01/11/2011. Contributed by Pauline Morgan
bi-monthly 66 page magazine: UK publisher/editor address: Andy Cox, TTA Press, 5 Martins Lane, Witcham, Ely, Cambridgeshire CB6 2LB. Price: GBP 3.95 (UK). ISSN: 1753-0709).
check out website: www.ttapress.com
Any outlet for short stories is good. All magazines need support if they are to continue to exist but not all readers will like all magazines. ‘Black Static’ is a stable companion to ‘Interzone’, the SF magazine. It calls itself a horror and dark fantasy publication and is an outlet for writers of that genre. Most readers would probably buy this magazine for the fiction and it contains five new stories, illustrated by a different artist.
There is nothing supernatural about ‘Eight Small Men’ by James Cooper (illustrated by Ben Baldwin). It portrays the horror of real life and the cruelties that can be inflicted on children. The narrator and his brother return reluctantly to the house where they spent some part of their childhood as their ‘foster-father’ is approaching death. The thrust of the story revolves around the death of the son of the household. It is well told and has a ring of conviction about it.
‘The Knitted Child’ by Simon Kurt Unsworth (illustrated by Jim Burns) takes an unusual approach to not being pregnant. It is told from the perspective of the knitted doll made by the grandmother of the household. Its role is a kind of fertility charm that is not working. It is a clever story and would be at home in a literary magazine as there is little horror in it, only an understanding of the desperation some women feel to conceive a child.
‘Maximum Darkness’ by Alan Scott Laney (illustrated by David Gentry) is the author’s first published story. It is probably a story about madness and contains a number of well-crafted set images. It contains too many other extraneous factors that ultimately the sense of it is lost.
‘Babylon’s Burning’ by Daniel Kaysen (illustrated by Rik Rawling) explores the theme of the talented being head-hunted for a large corporation whose methods are suspect. Initial resistance is overcome by blackmail. Of these stories, this is the most graphically horrific.
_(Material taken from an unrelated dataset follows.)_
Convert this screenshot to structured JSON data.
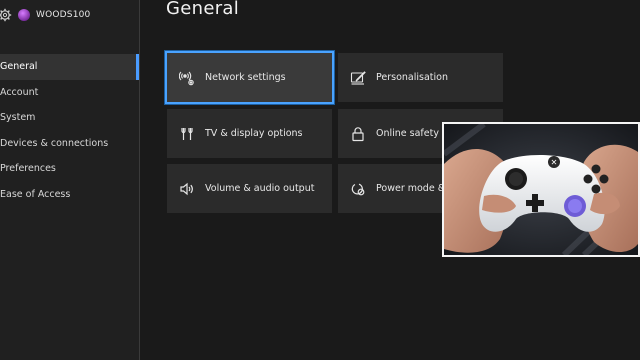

‘Death By Water’ by Sarah Singleton (illustrated by Ben Baldwin) is a modern selkie story with the protagonist searching for his lost wife. It is a poignant tale of grief and loss and is perhaps the best of the five.
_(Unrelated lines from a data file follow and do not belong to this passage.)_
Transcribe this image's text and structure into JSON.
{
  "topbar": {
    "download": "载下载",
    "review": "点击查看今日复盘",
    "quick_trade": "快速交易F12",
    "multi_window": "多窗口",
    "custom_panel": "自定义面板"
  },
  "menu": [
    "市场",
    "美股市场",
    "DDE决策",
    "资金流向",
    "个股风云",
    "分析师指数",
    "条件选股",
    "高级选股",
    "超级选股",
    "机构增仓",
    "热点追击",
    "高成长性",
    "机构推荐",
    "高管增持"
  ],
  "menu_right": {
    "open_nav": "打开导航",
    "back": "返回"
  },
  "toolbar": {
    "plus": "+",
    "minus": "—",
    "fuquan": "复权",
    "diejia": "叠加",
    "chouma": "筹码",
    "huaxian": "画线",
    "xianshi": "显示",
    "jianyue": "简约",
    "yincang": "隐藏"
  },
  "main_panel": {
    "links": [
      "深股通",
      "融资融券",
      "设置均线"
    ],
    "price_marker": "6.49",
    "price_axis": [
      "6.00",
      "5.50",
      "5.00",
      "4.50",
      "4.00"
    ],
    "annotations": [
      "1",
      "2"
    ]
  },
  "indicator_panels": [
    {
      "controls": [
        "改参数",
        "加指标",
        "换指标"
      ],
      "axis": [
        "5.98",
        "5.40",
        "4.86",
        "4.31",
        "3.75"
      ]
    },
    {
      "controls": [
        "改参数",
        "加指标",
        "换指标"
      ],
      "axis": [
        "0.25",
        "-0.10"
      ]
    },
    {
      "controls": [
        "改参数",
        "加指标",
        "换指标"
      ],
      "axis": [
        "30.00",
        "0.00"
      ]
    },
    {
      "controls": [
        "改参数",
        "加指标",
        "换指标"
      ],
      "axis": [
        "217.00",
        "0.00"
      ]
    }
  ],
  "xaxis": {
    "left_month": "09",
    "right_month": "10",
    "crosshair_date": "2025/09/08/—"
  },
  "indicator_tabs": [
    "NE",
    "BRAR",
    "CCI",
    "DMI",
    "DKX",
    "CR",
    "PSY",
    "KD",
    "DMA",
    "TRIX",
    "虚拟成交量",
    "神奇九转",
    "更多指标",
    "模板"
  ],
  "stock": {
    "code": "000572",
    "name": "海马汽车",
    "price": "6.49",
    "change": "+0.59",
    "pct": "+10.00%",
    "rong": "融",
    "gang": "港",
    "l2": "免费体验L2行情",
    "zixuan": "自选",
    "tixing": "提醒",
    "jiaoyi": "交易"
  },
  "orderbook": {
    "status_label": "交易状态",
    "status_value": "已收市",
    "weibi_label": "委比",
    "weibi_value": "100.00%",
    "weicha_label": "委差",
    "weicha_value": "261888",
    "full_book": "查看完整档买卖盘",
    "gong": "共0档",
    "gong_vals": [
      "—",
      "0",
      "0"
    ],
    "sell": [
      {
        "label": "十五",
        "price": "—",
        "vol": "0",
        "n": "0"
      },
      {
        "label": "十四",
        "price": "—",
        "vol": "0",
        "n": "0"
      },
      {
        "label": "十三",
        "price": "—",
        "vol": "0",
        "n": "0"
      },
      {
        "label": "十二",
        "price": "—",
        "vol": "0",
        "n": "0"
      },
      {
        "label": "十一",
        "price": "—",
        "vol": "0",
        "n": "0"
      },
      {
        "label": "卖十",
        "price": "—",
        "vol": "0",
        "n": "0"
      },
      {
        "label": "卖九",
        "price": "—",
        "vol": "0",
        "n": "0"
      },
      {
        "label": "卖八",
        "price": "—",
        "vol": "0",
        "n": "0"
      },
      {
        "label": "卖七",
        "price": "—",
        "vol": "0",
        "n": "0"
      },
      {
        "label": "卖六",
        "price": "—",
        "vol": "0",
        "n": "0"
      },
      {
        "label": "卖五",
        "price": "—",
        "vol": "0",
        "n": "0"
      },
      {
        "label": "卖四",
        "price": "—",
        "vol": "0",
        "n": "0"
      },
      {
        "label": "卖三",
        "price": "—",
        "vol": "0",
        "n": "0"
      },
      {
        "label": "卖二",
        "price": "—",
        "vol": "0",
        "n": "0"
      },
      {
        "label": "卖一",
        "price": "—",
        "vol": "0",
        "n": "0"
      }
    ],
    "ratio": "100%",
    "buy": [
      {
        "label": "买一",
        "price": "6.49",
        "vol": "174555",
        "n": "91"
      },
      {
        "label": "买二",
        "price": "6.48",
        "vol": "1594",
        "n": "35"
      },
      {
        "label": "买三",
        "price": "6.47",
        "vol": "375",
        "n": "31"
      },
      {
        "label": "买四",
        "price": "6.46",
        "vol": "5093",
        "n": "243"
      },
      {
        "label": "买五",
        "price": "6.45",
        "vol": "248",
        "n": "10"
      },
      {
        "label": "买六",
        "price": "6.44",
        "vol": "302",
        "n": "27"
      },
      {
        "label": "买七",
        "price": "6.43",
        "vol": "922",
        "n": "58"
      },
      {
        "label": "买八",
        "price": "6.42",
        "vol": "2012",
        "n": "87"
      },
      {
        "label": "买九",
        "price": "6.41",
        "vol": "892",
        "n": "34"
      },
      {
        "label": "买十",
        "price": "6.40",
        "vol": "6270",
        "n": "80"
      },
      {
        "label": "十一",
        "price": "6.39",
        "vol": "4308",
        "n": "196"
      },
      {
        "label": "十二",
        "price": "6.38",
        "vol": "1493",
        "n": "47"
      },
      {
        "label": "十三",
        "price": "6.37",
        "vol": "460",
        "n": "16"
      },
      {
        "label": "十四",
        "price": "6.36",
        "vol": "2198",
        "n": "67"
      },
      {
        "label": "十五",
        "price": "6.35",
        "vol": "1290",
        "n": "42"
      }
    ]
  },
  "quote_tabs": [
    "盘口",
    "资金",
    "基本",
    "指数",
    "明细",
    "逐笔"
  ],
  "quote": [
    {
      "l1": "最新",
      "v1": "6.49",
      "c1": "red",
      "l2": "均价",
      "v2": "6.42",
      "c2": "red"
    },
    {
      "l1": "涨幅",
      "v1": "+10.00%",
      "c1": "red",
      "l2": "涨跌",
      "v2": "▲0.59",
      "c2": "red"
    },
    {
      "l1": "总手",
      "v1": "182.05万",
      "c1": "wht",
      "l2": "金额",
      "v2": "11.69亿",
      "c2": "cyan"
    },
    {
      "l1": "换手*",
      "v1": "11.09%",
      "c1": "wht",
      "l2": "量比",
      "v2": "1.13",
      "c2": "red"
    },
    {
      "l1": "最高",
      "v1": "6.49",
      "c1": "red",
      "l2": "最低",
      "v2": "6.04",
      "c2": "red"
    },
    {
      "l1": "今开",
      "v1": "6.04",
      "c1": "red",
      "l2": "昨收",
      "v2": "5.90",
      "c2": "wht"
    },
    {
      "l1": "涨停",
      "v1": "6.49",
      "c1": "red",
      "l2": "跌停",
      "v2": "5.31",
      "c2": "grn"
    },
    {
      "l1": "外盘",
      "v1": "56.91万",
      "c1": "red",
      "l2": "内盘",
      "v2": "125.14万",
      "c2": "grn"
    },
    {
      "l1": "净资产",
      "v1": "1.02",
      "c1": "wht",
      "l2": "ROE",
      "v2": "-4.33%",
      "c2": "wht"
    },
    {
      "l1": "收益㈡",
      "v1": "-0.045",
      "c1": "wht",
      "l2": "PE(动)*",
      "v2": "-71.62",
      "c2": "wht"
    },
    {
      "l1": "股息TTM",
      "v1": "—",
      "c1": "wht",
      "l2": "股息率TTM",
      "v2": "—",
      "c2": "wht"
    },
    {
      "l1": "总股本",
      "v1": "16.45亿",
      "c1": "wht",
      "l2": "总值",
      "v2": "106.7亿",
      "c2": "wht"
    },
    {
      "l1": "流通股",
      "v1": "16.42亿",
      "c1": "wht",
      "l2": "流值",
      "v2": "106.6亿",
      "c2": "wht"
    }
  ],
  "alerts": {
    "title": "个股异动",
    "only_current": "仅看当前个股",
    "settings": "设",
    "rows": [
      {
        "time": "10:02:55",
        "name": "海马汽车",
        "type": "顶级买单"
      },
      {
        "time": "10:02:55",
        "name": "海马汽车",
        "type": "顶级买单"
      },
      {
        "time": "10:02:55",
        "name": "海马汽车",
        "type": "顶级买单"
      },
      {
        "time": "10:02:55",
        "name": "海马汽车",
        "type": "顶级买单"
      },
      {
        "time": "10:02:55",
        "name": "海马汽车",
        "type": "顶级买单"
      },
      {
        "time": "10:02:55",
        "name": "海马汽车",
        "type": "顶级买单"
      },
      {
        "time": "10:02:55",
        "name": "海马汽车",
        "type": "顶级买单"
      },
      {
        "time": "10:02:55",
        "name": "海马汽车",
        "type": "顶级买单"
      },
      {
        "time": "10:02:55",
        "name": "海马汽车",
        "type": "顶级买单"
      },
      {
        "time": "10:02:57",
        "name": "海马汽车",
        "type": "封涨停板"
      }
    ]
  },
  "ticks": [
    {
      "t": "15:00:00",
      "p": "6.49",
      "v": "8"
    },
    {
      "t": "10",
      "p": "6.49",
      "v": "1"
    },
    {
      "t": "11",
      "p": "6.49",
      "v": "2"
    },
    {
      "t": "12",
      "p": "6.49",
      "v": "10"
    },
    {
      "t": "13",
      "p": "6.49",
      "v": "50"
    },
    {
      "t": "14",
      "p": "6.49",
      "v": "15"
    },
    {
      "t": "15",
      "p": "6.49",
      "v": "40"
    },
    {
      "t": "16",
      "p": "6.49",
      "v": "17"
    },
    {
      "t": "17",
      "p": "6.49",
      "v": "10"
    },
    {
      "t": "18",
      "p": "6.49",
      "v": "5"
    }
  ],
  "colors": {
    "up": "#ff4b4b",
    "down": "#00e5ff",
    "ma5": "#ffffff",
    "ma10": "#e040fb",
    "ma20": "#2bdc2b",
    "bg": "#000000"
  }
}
As this is a magazine, the contents include more than fiction. There are three short articles by established writers. Christopher Fowler’s ‘Interference’ comments on the trends in films and the problems of scriptwriting. Stephen Volk’s ‘Electric Darkness’ is an entertaining piece about films, whereas Mike O’Driscoll takes censorship as his theme for his article, ‘Night’s Plutonium Shore’.
Tony Lee has tried to comment on every DVD and Blu-Ray since ‘Black Static # 14’. As this runs to some eight pages it makes one wonder if he should not have been a bit more selective, especially as he only seems to like Japanese film horror. Although Peter Tennant has more space than this for books, his pages do include an interview with American writer Alexandra Solokov, a consideration of zombie graphic novels, reviews of two of PS Publishing’s novellas as well as a round-up of the state of horror fiction in Australia.
Most magazine’s have an editorial. ‘White Noise’ replaces this as it is more a news spread about the British horror scene. Overall, this is a magazine worth looking at for anyone wanting to keep in touch with the horror genre.